In November last year, Aneera Kabeer attended her 14th job interview in two months wearing a cap, a mask that hid most of her face, and men’s clothes.
The 35-year-old trans woman says it was an act of desperation borne of the transphobic remarks she faced at earlier interviews.
She got the part-time job – at a government school in the southern Indian state of Kerala – but alleges she was unfairly dismissed less than two months later.
The school’s principal declined to comment. P Krishnan, a district official, said that the principal had informed him that Ms Kabeer hadn’t been dismissed and had, instead, “misunderstood” the situation.
Out of options, Ms Kabeer approached the state’s legal aid services in January – she wanted a lawyer to petition for euthanasia, or “mercy killing”, on her behalf.
“All I wanted was to work and earn a living. But it became impossible to even do that,” Ms Kabeer says.
She had read of countries that allowed euthanasia – and India only permitted passive euthanasia.
“I knew I wouldn’t get legal permission here. But I wanted to send a message,” she says.
Rather, she wanted to get the attention of the state – and she did. The government swiftly responded, and she now has another job.
Protests… and promises
Ms Kabeer is clear that she had no intention of taking her own life, and what she did is not meant to serve as an example for others.
But such dramatic forms of protest are not uncommon in India.
Sociologists have suggested that the legacy of Mahatma Gandhi’s non-violent civil disobedience, which included long periods of fasting, highlighted the power of what they call “performative” protests – especially in a country like India, where the state is often slow to respond.
Anagha Ingole, who teaches political science at the University of Hyderabad, says that acts like Ms Kabeer’s are intended to remind the government that it has failed to keep its promises.
“In this case, the state fell short of its formal promise of protecting a citizen’s right to work,” says Ms Ingole, who has worked extensively on issues of social discrimination.
India is estimated to have around two million transgender people, though activists say the number is higher. In 2014, India’s Supreme Court ruled that they have the same rights as people of other genders.
However, they still struggle to access education and healthcare. And many are forced to make a living through begging or sex work.

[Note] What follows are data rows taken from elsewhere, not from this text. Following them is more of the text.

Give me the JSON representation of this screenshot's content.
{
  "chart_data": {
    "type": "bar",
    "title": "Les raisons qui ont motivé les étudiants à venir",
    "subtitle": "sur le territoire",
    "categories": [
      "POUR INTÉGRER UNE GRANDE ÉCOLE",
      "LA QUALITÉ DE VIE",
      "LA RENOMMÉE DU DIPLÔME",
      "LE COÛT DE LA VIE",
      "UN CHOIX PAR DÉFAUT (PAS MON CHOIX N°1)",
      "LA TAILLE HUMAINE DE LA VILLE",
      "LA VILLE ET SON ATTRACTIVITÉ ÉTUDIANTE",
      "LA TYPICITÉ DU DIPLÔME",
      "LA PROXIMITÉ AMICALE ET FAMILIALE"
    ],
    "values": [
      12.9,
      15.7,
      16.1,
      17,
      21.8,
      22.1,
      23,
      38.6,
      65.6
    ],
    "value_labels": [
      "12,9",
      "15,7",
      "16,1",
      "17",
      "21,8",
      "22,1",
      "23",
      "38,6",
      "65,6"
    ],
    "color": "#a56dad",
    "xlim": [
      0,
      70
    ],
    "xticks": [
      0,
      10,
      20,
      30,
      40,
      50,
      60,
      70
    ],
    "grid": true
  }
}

Ms Kabeer says the community needs political representation and job quotas.
Fighting to be herself
Growing up in Palakkad district in central Kerala, Ms Kabeer says she struggled for years to identify with the sex assigned to her at birth.
She didn’t want to speak about her family who, she said, were still coping with the recent death of her brother.
Ms Kabeer was still a teenager when she tried to find other transgender people in Palakkad. But she stopped after one such attempt ended with her being arrested.
She even ran away from home to Bangalore city after seeing photos of transgender people there in a newspaper. She found a supportive transgender community who accepted her. But life was difficult – many of them begged for years to raise money for gender reassignment surgery.
“I never wanted to take such an extreme step. But what choice did I have?” she asks.
A disheartened Ms Kabeer returned home.
“I tried hard to live the way my family wanted me to,” she recalls.
This included smoking cigarettes, and joining gyms and personality development courses – all of which, people around her said, would make her “manly”.
But pretending to be someone she wasn’t made her miserable.
She also studied hard – she had a passion for teaching since she was young and would tutor children in her neighbourhood.
That kept her going even after she finally left home to live the life she wanted.
Ms Kabeer now has three master’s degrees, including one in education, and has passed a state exam that allows her to teach senior school students.
But in job interviews, she faced uncomfortable questions – one interviewer asked her how she could be trusted not to look at students through a sexual lens.
“I was passed over for jobs that I was overqualified for,” she says.
When she was finally hired – a temporary post as a junior teacher of sociology – she says she told a school official the truth.
“I told him I’m a trans woman and apologised for appearing for the interview like that. I explained that I couldn’t even pay my rent without a job,” she says.
When she began teaching in November 2021, she alleges she faced ignorant remarks from colleagues but says that the students were supportive.
But then, Ms Kabeer says, she was abruptly asked to stop coming to school on 6 January – her dismissal, she alleges, went against the rules.
Left without a job, she panicked and even went to shops near the school to ask if they would hire her as a salesperson. But she was turned away.
That’s when she approached legal aid.
The news went viral, and Kerala’s education minister reacted immediately – he met Ms Kabeer and she has now started another temporary job at a government office in Palakkad.
But others like her are still waiting for help.